ABSTRACT

When blood glucose concentrations fall too low to support normal brain function, confusion, abnormal behaviors, coma, and seizures may ensue. It is not surprising that hypoglycemia, low blood glucose, ranks with blindness and renal failure as a fear for patients with Type 1 diabetes (1) and is widely believed to be a major limitation to the ability to achieve targets for glycemic control (2). The major trial that demonstrated unequivocally the link between lower mean blood glucose concentrations and reduced risk of longterm vascular complications (The Diabetes Control and Complications Trial, or DCCT) showed a three-fold increase in hypoglycemic episodes severe enough to render the patient incapable of self-management in those randomly assigned to receive intensive diabetes therapy (3). The negative associations shown between risk of hypoglycemia and mean glycated hemoglobin (HbA1c, a measure of mean blood glucose concentrations over about 2 months) are compatible with the logical assumption that running blood glucose concentrations lower increases the risk of overshooting into frank hypoglycemia (4). In the DCCT, there was also a direct association between the use of intensive insulin therapy and the risk of severe hypoglycemia, irrespective of HbA1c achieved (Fig. 1) (5). Although more modern methods of diabetes management can achieve improved mean blood glucose concentrations without increasing the risk of severe hypoglycemia (6-8), expectations have also increased. Patients and professionals now expect to achieve the more rigorous glucose targets needed in the fight against long-term complications but, at the same time, are far less accepting

of the lifestyle restrictions imposed on people using insulin therapy than before.

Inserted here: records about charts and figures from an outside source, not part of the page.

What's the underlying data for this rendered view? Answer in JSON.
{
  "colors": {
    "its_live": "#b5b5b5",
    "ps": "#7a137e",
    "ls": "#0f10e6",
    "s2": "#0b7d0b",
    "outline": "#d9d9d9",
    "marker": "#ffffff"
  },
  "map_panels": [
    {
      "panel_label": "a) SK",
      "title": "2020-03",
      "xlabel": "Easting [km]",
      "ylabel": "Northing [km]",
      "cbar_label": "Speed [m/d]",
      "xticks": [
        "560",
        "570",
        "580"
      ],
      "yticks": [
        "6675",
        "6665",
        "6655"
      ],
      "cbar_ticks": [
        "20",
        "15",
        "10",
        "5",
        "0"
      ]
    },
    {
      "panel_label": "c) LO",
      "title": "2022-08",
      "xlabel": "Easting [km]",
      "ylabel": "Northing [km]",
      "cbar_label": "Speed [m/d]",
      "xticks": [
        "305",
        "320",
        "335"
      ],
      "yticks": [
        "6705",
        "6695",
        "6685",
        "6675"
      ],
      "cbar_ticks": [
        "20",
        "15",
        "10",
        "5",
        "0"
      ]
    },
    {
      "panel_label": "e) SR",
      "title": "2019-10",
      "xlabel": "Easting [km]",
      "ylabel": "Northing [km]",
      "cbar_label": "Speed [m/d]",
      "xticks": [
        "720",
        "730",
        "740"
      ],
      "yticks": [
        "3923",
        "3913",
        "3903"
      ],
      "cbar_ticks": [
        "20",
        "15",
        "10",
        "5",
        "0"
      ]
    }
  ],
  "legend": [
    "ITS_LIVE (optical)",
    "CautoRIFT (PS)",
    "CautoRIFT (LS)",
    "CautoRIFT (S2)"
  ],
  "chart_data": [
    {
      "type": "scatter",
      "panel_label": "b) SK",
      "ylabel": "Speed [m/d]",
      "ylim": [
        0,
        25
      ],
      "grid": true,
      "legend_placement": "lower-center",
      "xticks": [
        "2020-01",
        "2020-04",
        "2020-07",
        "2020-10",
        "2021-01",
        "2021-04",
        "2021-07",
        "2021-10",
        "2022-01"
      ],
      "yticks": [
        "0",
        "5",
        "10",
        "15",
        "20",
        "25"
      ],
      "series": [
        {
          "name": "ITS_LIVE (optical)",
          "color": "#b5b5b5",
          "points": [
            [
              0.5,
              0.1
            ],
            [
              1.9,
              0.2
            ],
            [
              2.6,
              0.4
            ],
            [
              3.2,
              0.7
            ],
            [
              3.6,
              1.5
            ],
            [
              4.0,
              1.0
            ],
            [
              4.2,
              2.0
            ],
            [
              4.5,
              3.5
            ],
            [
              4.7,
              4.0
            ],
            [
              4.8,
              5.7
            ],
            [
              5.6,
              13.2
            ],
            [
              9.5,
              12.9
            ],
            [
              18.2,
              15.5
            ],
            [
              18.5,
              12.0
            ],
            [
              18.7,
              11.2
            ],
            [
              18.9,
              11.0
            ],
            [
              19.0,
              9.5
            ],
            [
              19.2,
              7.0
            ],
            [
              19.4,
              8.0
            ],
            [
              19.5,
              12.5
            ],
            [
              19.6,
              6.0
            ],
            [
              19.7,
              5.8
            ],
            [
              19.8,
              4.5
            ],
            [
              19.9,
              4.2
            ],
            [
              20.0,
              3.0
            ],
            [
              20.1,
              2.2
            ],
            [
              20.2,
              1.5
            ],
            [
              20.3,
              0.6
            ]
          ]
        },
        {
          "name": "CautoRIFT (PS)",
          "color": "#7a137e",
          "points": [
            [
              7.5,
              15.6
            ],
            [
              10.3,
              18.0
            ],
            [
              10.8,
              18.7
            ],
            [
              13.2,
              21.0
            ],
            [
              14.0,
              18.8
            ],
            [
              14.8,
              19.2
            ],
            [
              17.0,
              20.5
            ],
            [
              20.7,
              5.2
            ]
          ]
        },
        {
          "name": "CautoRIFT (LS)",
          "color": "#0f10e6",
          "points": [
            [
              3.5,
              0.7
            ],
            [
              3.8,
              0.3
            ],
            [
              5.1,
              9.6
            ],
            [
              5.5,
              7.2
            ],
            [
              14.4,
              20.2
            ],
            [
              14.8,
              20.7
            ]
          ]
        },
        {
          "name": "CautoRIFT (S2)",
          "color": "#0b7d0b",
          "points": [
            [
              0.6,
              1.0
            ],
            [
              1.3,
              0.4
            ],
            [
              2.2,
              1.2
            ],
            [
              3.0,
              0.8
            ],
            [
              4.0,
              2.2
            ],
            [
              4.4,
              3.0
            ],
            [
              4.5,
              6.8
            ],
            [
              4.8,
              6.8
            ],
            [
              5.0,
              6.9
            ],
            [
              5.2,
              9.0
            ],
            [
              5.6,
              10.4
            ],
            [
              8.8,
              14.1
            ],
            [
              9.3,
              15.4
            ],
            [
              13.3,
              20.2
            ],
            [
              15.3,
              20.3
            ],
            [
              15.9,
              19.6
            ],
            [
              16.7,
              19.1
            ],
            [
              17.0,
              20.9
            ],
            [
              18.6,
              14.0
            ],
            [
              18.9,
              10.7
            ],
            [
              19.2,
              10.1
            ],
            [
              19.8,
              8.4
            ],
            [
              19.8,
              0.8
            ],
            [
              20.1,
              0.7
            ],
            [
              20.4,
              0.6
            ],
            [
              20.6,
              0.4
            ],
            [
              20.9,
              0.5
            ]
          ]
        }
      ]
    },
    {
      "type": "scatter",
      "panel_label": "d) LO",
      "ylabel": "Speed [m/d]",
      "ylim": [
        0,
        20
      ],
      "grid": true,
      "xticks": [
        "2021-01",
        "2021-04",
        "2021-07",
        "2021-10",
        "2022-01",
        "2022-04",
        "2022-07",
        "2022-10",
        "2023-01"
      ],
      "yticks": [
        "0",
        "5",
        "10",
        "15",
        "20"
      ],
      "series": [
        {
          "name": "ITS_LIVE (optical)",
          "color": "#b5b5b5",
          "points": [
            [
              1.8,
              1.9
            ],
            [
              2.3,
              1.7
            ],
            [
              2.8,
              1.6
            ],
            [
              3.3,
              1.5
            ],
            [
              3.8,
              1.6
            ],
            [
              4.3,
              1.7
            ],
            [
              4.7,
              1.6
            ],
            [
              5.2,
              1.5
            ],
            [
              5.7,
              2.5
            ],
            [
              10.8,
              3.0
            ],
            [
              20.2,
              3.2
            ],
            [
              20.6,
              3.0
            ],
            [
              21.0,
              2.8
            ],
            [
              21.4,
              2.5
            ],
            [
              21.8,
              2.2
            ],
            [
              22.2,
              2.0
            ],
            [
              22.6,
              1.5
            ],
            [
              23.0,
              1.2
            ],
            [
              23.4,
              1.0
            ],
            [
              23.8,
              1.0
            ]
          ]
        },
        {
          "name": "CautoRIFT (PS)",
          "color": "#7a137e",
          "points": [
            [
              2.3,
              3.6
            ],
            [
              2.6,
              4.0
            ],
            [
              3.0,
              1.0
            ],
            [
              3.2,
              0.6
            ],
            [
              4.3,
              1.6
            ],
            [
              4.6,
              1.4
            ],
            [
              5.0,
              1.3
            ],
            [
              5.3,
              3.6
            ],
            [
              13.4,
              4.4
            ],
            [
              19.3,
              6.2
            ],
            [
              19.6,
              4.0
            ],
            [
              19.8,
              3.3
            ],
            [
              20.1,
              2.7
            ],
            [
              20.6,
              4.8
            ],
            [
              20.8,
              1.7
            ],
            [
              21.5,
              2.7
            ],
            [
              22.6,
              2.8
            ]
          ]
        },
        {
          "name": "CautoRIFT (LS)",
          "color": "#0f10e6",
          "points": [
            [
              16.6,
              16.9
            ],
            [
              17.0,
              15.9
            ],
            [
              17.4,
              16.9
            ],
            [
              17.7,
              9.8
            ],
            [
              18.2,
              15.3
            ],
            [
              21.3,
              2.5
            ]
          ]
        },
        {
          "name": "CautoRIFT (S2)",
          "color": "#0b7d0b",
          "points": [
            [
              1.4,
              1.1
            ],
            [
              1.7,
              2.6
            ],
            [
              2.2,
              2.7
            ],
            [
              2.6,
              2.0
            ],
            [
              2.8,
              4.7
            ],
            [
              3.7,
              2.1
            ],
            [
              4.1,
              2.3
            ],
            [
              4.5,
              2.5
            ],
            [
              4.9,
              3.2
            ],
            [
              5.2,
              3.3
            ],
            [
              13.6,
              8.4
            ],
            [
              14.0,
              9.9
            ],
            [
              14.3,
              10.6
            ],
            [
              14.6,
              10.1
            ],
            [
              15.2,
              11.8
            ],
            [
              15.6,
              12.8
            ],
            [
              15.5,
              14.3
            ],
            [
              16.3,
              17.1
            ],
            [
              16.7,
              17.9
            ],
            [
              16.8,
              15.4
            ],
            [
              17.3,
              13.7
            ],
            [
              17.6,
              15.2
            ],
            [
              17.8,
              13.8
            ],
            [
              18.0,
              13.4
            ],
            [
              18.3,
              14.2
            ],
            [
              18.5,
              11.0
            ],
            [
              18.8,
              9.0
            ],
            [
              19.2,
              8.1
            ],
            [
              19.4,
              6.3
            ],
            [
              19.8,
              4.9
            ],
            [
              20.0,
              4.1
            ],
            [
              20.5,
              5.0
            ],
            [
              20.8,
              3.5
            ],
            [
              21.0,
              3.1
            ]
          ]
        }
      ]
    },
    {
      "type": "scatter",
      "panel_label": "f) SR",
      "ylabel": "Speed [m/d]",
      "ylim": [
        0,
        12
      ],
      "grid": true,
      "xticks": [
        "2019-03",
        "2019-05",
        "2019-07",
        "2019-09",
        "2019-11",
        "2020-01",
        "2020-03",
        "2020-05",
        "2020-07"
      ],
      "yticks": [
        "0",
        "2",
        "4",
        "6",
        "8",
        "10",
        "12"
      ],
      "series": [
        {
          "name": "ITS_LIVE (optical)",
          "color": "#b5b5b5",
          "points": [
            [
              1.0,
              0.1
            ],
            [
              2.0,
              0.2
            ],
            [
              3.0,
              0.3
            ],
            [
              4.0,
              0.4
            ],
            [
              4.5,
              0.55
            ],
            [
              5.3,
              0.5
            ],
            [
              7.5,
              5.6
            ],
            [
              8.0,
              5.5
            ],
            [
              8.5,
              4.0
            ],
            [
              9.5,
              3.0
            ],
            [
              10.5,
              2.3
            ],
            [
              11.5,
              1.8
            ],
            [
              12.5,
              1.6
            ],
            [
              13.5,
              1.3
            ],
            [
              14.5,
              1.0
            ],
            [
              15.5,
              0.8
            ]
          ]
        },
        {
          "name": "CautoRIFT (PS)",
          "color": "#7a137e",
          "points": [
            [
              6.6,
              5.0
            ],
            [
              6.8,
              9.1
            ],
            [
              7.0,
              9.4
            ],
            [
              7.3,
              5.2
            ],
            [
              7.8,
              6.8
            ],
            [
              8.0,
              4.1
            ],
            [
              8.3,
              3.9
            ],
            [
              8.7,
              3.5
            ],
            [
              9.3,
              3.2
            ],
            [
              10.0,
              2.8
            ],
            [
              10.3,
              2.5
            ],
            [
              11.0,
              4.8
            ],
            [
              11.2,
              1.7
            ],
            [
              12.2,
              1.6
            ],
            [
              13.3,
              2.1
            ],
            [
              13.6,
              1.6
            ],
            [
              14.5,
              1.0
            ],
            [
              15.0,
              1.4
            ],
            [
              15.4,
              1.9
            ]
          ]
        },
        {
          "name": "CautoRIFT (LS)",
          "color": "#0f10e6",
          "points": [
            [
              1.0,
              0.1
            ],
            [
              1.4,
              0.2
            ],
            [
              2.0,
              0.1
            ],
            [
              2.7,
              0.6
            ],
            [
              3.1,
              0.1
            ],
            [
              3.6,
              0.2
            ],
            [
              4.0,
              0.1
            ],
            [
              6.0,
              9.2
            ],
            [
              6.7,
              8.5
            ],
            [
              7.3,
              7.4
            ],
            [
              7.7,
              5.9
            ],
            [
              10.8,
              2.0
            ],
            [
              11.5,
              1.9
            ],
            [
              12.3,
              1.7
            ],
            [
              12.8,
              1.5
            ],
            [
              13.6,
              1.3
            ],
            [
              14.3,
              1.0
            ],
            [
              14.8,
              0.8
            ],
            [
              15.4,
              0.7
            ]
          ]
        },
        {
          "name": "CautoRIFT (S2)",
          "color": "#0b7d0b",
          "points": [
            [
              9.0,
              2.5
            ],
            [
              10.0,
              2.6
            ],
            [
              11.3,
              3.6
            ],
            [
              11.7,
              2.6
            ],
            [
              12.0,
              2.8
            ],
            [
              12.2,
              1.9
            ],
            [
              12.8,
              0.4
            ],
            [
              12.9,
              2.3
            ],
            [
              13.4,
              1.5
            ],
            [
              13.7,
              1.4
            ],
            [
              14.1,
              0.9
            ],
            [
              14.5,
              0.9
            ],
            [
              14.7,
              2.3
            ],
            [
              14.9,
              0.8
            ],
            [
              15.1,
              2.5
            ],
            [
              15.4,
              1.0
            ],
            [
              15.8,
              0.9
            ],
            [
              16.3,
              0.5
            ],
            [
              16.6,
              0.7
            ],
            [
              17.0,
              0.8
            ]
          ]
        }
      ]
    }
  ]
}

Despite major improvements in treatment regimens (6-9), the introduction of designer insulins with (slightly) more physiological action profiles (e.g., 10,11) and advances in home blood glucose monitoring (12,13), severe hypoglycemia remains a major problem in the appropriate management of insulin-deficient diabetes mellitus. Furthermore, avoiding intensified insulin therapy and not maintaining near-normoglycemia does not provide protection against severe hypoglycemia; all insulin deficient diabetic patients are at risk.